What You Need to Know About Cloud Forensics
Cloud computing has transformed the IT industry because services can now be deployed for a fraction of the time. Large cloud computer companies such as Amazon Web Services (AWS), Google Cloud and Microsoft Azure have been spawned by scalable computing solutions. By clicking a button, employees can build or reset a whole computer infrastructure in three different cloud-based models: SaaS software, PaaS and Service Infrastructure (IaaS). These models are three unique challenges to conduct forensic cloud research.
Service Models The owner is responsible for all services from networking equipment to the application itself with traditional IT services. Cloud Computing offers these SaaS, PaaS and IaaS solutions to improve the efficiency of computer deployment and management.
Let’s take a closer look at each of these models below.
Partly the operating system and all middleware, runtime, data and applications in cloud computing IaaS environments are the responsibility of the owner. However, the Cloud Provider manages the deployment of the operating system, virtualisation and all hardware, storage and networking equipment for the customer. This model gives the customer the most control over the underlying computing infrastructure. Examples of IaaS include the creation of AWS Elastic Computing Cloud (EC2), Digital Ocean and Rackspace hosts.
PaaS’s responsibility for cloud computing resources is less inclusive. The owner is only responsible for data and apps, but not the key cloud infrastructure, including network, servers, operating systems and storage. This service model is used primarily by applications or software developers. AWS Elastic Beanstalk, Windows Azure and Apache Stratos are examples of PaaS.
SaaS is an all-inclusive cloud hosting environment where the application owner provides a cloud provider with the application and is hosted and administered completely by the cloud service provider. Google Apps, Dropbox and Slack are examples of SaaS. The Cloud Service Provider (CSP) is in full use of these applications and users use the applications largely through a web browser.
Cloud computing and forensics
CSPs are responsible for forensic issues, which are unique to cloud computing. Cloud forensics is a subset of digital forensics that is based on a unique approach to cloud research. CSPs have client data hosting servers worldwide. When there is a cyberincident, law and the laws governing the region pose unique challenges. A court order issued in a jurisdiction in which a data center resides is unlikely to apply to a different host in another country. In modern CSP environments, the customer can select the region in which the data is to be located and carefully selected.
An investigator’s main concern is to ensure that digital evidence is not manipulated by third parties so that it can be accepted at the Court of Justice. In the PaaS and SaaS service models, customers must have access to the logs from the cloud service providers, because they have no hardware control. In some cases, CSPs sometimes intentionally hide customer log details.
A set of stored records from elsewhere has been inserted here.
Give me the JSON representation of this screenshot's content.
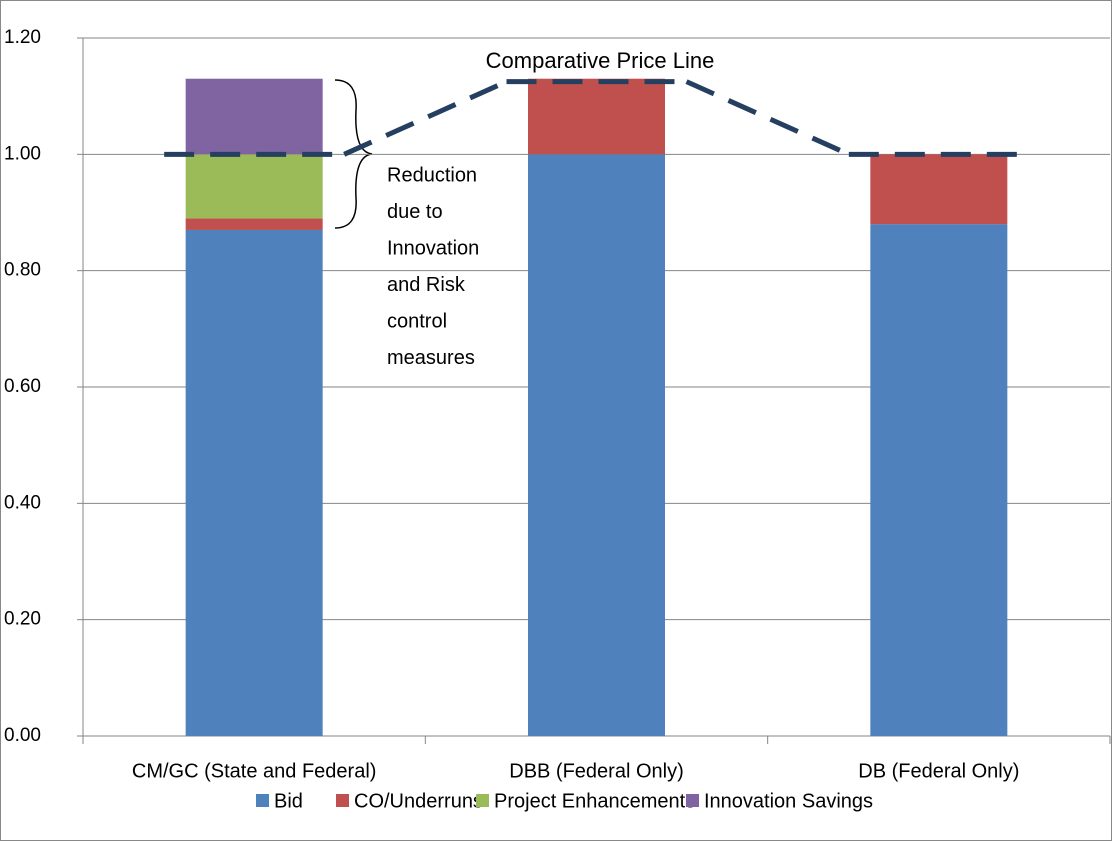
{
  "chart_data": {
    "type": "bar",
    "stacked": true,
    "categories": [
      "CM/GC (State and Federal)",
      "DBB (Federal Only)",
      "DB (Federal Only)"
    ],
    "series": [
      {
        "name": "Bid",
        "color": "#4f81bd",
        "values": [
          0.87,
          1.0,
          0.88
        ]
      },
      {
        "name": "CO/Underruns",
        "color": "#c0504d",
        "values": [
          0.02,
          0.13,
          0.12
        ]
      },
      {
        "name": "Project Enhancements",
        "color": "#9bbb59",
        "values": [
          0.11,
          0,
          0
        ]
      },
      {
        "name": "Innovation Savings",
        "color": "#8064a2",
        "values": [
          0.13,
          0,
          0
        ]
      }
    ],
    "line": {
      "name": "Comparative Price Line",
      "color": "#243f60",
      "values": [
        1.0,
        1.125,
        1.0
      ]
    },
    "annotation": [
      "Reduction",
      "due to",
      "Innovation",
      "and Risk",
      "control",
      "measures"
    ],
    "ylim": [
      0,
      1.2
    ],
    "yticks": [
      {
        "value": 0,
        "label": "0.00"
      },
      {
        "value": 0.2,
        "label": "0.20"
      },
      {
        "value": 0.4,
        "label": "0.40"
      },
      {
        "value": 0.6,
        "label": "0.60"
      },
      {
        "value": 0.8,
        "label": "0.80"
      },
      {
        "value": 1.0,
        "label": "1.00"
      },
      {
        "value": 1.2,
        "label": "1.20"
      }
    ],
    "grid": true,
    "legend": "bottom"
  }
}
In other cases, CSPs have policies that do not provide log collection services.
In a cloud environment, maintaining a custody chain is very difficult compared to a traditional forensic environment. In traditional forensics the internal security team can check who performs forensic operations on a machine, while the security team in cloud forensics has no control over the CSP. If they are not trained by a forensic standard, the custody chain can not be held in a court of law.
There are three service models in cloud computing and at least three cloud forensic challenges. Each level of cloud computing service model shares part responsibility with the provider of cloud services. This relationship presents unique challenges in conducting investigations of cloud forensics since any mistake can prevent evidence from being admissible in a court of law.
Since cloud servers can be hosted in several countries, there may also be forensic data. This presents legal jurisdiction challenges. Cloud-based services providers do not always work in your favour, as you cost them time and money for issues which are less relevant to them. These challenges are unique to the cloud forensics subgroup.